There's a popular saying among media people: "Content is king". It means that unless you have good programmes on your TV or cable network, or good materials and information on your online service, you won't attract customers and advertisers.

In the days when schools relied solely on stand-alone computers, some poor teacher or technician had to load the "content" (software and materials) machine by machine. Some may still be doing this. But in these days of networks, much of the content is already being supplied under contract by companies like Granada Learning, RM and AngliaCampus. CD-Roms from Granada Learning, for example, are accessible from one central server in schools all over the Hertfordshire network.

At home, all you have to do is buy a TV, put up an aerial (or subscribe to cable) and buy a licence and you have at least five channels' worth of content. On schools' computer networks it's rather different.

As the British Educational Communications and Technology Agency points out, content, so far, is just one element of three: the other two are infrastructure and training. The Government is already connecting schools and the latest take-up figures are encouraging (page 5). There's also a massive training programme under way for teachers and the Teacher Training Agency skills-needs analysis CD-Rom is now in schools so that they can assess their training needs (page 28). So where does this leave content?

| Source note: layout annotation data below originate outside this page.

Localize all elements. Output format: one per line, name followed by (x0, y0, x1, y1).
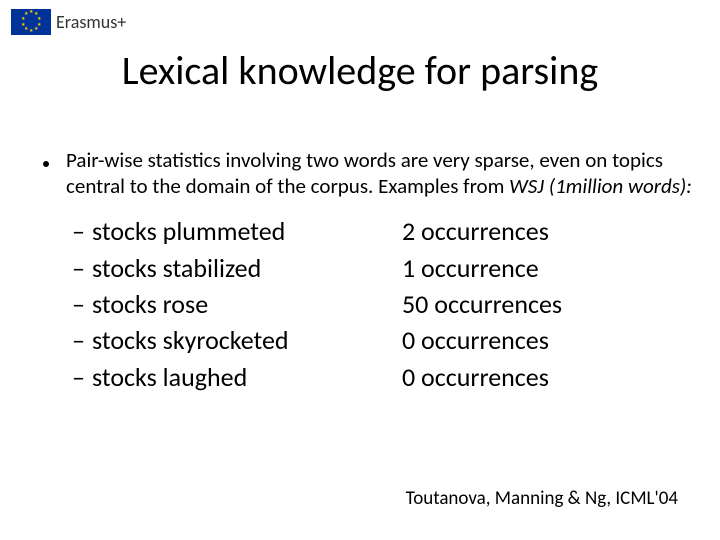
example-row: –stocks stabilized 1 occurrence (72, 250, 694, 286)
example-count: 50 occurrences (402, 286, 694, 322)
eu-stars-icon: ★ ★ ★ ★ ★ ★ ★ ★ ★ ★ (20, 11, 42, 33)
eu-flag-icon: ★ ★ ★ ★ ★ ★ ★ ★ ★ ★ (10, 8, 52, 36)
example-phrase: –stocks laughed (72, 359, 402, 395)
bullet-item: Pair-wise statistics involving two words… (26, 148, 694, 199)
example-row: –stocks plummeted 2 occurrences (72, 213, 694, 249)
bullet-marker-icon (26, 148, 66, 199)
example-count: 0 occurrences (402, 322, 694, 358)
example-phrase: –stocks stabilized (72, 250, 402, 286)
example-row: –stocks laughed 0 occurrences (72, 359, 694, 395)
examples-list: –stocks plummeted 2 occurrences –stocks … (26, 213, 694, 395)
bullet-text: Pair-wise statistics involving two words… (66, 148, 694, 199)
brand-text: Erasmus+ (56, 11, 126, 33)
body-content: Pair-wise statistics involving two words… (26, 148, 694, 395)
slide-title: Lexical knowledge for parsing (0, 46, 720, 95)
citation-text: Toutanova, Manning & Ng, ICML'04 (406, 487, 678, 510)
example-phrase: –stocks skyrocketed (72, 322, 402, 358)
example-phrase: –stocks plummeted (72, 213, 402, 249)
example-count: 0 occurrences (402, 359, 694, 395)
example-row: –stocks rose 50 occurrences (72, 286, 694, 322)
example-phrase: –stocks rose (72, 286, 402, 322)
example-count: 2 occurrences (402, 213, 694, 249)
logo-area: ★ ★ ★ ★ ★ ★ ★ ★ ★ ★ Erasmus+ (10, 8, 126, 36)
example-row: –stocks skyrocketed 0 occurrences (72, 322, 694, 358)
example-count: 1 occurrence (402, 250, 694, 286)
bullet-italic-text: WSJ (1million words): (509, 173, 692, 199)
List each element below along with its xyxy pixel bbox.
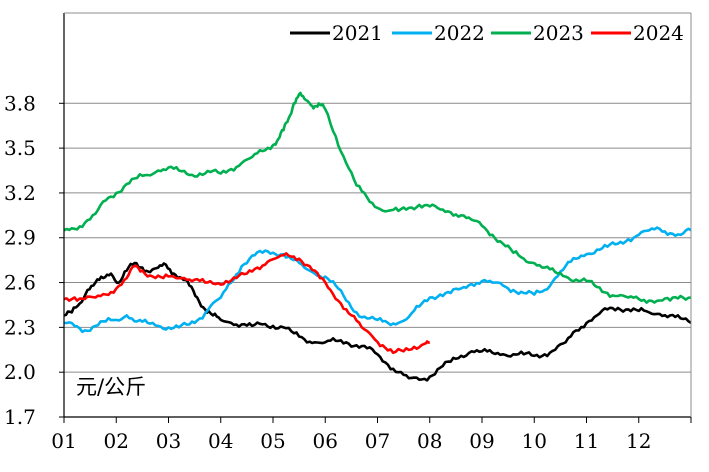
series-line-2021 [63, 261, 692, 382]
y-tick-label-3.2: 3.2 [4, 181, 36, 205]
legend-label-2022: 2022 [434, 21, 485, 45]
legend-label-2023: 2023 [533, 21, 584, 45]
x-tick-label-02: 02 [104, 429, 129, 453]
x-tick-label-01: 01 [51, 429, 76, 453]
series-line-2024 [63, 252, 431, 355]
x-tick-label-11: 11 [574, 429, 599, 453]
y-tick-labels: 1.7 2.0 2.3 2.6 2.9 3.2 3.5 3.8 [4, 91, 36, 429]
y-tick-label-2.6: 2.6 [4, 271, 36, 295]
series-line-2022 [63, 226, 692, 334]
x-tick-label-06: 06 [313, 429, 338, 453]
legend-label-2024: 2024 [633, 21, 684, 45]
y-unit-label: 元/公斤 [76, 375, 146, 399]
y-tick-label-3.8: 3.8 [4, 91, 36, 115]
x-tick-label-10: 10 [522, 429, 547, 453]
legend-label-2021: 2021 [332, 21, 383, 45]
series-line-2023 [63, 91, 692, 304]
x-tick-label-08: 08 [417, 429, 442, 453]
x-tick-label-04: 04 [208, 429, 233, 453]
legend: 2021 2022 2023 2024 [290, 21, 684, 45]
y-tick-label-2.3: 2.3 [4, 315, 36, 339]
y-tick-label-1.7: 1.7 [4, 405, 36, 429]
x-tick-label-05: 05 [260, 429, 285, 453]
x-tick-label-07: 07 [365, 429, 390, 453]
y-tick-label-3.5: 3.5 [4, 136, 36, 160]
y-tick-label-2.9: 2.9 [4, 226, 36, 250]
x-tick-label-09: 09 [469, 429, 494, 453]
x-tick-label-03: 03 [156, 429, 181, 453]
series-lines [63, 91, 692, 382]
x-tick-labels: 01 02 03 04 05 06 07 08 09 10 11 12 [51, 429, 651, 453]
grid-lines [64, 102, 691, 418]
x-tick-label-12: 12 [626, 429, 651, 453]
axes [59, 12, 692, 423]
y-tick-label-2.0: 2.0 [4, 360, 36, 384]
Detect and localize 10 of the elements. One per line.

The good news, as Online's writers have discovered (cover feature page 10), is that there's plenty of good content out there, give or take the odd gap or two. Theoretically, when schools of the future turn on their computers they will be able to select the best educational software and websites and sometimes they will not realise, or care, which is which and where it is coming from. That will be when the dust storm of the current digital gold rush will have settled, and we will have more idea of who will be selling what and, crucially, for how much.

The most exciting feature of the learning grid, however, is the contribution from children, and there is no better example than the work of the Year 6 pupils at Hempshill Hall school in Nottingham (centre pages) who have won the Arts Council's Chrisi Bailey Award for Photography and Digital Imaging with Young Children. Their outstanding work, both poetic and artistic, is a credit to their teacher, Stuart Harrison, and was a fitting reward for the parents of the late Chrisi Bailey who actively support the award (Chrisi helped pioneer schools photography projects).

Hempshill, and all the other schools producing first-class work on the Net, prove that individual schools have much to contribute to the learning grid. When children's creative endeavours work towards a real audience, everyone can benefit - it shows that the notion of content as something we passively consume is a fallacy.

If people ever tell you that you should only use one kind of computer, view them with extreme suspicion. They usually want you to enter a one-way street because it suits them rather than you.

Apple Computer is quite right in expecting fair play from the IT professionals who present schools with PC-only solutions (page 6). The purpose of networks is to include people, not exclude them.

Apple is one of only 12 companies to be kitemarked by the Government as an approved education supplier. As such it deserves to be taken seriously and not excluded by ignorant back-room nods and winks. It's a sad day when choice and innovation can be stifled by what are often the whims of administrators.

The Scottish Council for Educational Technology's chief executive, Richard Pietrasik (Profile, page 8), believes computer platforms are no longer an issue. He's happy for schools to make their own choice. That's something the Government says, too. In our wired world, denying schools the use of machines like iBook laptops, with instant high-speed radio connection to networks, is folly.